Rein gar nichts, will ich gerne sagen, doch wagen werde ich es nicht.
Er denkt sonst sicher ich bin unambitioniert, unmotiviert, desorientiert und desillusioniert. Denn so fühle zumindest ich mich.

Ein Jahr ist vergangen und nichts ist passiert.
Die anderen haben erfolgreich das Studium absolviert, doch ich?
Ich konnte nicht.

Wär ich erlich, würde ich nun sagen:
"Ich bin in Depression versunken, wäre fast in mir ertrunken und mein Ich liegt auch in Scherben.
Ich bin attestiert gestört, verhalt mich oft unerhört und bin doch eigentlich ungehört."
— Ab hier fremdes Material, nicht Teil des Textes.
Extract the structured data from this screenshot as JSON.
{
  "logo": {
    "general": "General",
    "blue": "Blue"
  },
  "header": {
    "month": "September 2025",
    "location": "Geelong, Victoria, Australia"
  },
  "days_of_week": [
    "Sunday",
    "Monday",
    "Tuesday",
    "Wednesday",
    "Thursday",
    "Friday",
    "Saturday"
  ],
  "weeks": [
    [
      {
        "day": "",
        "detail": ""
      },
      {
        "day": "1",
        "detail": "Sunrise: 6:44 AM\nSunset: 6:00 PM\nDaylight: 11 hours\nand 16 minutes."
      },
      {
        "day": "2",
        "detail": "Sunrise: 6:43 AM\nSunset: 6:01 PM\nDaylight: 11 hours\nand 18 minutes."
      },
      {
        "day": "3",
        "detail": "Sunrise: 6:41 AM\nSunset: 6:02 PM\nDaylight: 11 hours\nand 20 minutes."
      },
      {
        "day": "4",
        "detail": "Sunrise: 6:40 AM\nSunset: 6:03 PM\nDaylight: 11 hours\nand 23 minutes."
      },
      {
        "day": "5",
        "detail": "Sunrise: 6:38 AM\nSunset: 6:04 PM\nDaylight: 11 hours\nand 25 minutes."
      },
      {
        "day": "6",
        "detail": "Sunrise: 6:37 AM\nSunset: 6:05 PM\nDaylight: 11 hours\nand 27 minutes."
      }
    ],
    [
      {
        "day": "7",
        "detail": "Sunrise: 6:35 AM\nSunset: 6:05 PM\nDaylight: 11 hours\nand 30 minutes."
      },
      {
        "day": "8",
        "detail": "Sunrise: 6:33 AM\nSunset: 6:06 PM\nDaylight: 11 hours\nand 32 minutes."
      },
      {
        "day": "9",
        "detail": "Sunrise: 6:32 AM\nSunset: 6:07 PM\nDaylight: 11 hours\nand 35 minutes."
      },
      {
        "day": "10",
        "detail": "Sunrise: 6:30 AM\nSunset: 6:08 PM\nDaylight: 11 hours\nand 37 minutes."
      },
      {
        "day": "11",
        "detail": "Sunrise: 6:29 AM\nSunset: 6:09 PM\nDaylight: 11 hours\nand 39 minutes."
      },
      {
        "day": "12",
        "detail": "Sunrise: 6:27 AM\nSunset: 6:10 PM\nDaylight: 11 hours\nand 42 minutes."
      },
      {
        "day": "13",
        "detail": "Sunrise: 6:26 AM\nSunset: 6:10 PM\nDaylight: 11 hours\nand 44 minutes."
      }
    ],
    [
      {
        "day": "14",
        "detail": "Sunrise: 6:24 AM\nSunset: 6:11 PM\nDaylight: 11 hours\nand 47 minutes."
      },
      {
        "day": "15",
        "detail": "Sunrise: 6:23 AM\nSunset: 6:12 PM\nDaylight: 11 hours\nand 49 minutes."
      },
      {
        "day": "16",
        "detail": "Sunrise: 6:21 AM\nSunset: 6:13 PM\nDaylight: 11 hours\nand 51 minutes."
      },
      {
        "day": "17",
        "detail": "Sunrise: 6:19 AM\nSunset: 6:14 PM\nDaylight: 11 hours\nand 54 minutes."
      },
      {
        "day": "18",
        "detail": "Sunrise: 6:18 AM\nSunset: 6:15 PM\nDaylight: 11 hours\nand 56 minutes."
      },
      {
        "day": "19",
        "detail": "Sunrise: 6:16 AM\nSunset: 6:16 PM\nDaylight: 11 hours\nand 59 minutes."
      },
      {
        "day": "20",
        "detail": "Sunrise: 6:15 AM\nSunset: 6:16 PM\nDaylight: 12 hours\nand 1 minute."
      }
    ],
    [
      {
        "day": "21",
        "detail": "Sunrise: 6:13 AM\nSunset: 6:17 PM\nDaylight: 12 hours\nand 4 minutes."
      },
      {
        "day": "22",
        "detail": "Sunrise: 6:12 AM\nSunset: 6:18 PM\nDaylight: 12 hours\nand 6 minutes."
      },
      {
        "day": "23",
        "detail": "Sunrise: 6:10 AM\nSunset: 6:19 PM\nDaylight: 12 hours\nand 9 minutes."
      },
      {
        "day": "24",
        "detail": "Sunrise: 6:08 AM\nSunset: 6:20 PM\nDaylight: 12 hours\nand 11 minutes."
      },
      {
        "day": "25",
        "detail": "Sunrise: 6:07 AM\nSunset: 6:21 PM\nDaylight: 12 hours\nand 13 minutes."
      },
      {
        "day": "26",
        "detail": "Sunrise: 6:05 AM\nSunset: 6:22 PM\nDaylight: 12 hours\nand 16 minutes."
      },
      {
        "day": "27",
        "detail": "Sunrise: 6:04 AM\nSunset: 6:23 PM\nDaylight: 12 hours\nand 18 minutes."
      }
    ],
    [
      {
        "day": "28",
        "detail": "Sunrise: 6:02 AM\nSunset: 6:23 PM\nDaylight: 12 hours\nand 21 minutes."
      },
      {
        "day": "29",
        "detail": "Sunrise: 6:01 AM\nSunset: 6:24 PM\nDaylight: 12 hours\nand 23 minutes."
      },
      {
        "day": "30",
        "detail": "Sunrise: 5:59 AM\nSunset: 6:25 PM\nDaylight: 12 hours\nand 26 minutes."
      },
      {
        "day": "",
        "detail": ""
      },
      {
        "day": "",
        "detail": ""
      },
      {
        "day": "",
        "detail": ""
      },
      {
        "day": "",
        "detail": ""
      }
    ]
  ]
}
Doch das ist nicht ganz angemessen für ein Essen mit Bekannten.
Soll ich also schweigen lächeln, lügen, als wär  all das nicht?
Ich tacker mir stattdessen ein vergnügtes Grinsen ins Gesicht.

Ich laufe mit. Ich halte Schritt.

Doch weiß ich, lange geht das nicht.
Dann fängt die Lunge an zu brennen und ich bekomme keine Luft. Kann ich nicht länger weiterrennen, entsteht allmählich eine Kluft.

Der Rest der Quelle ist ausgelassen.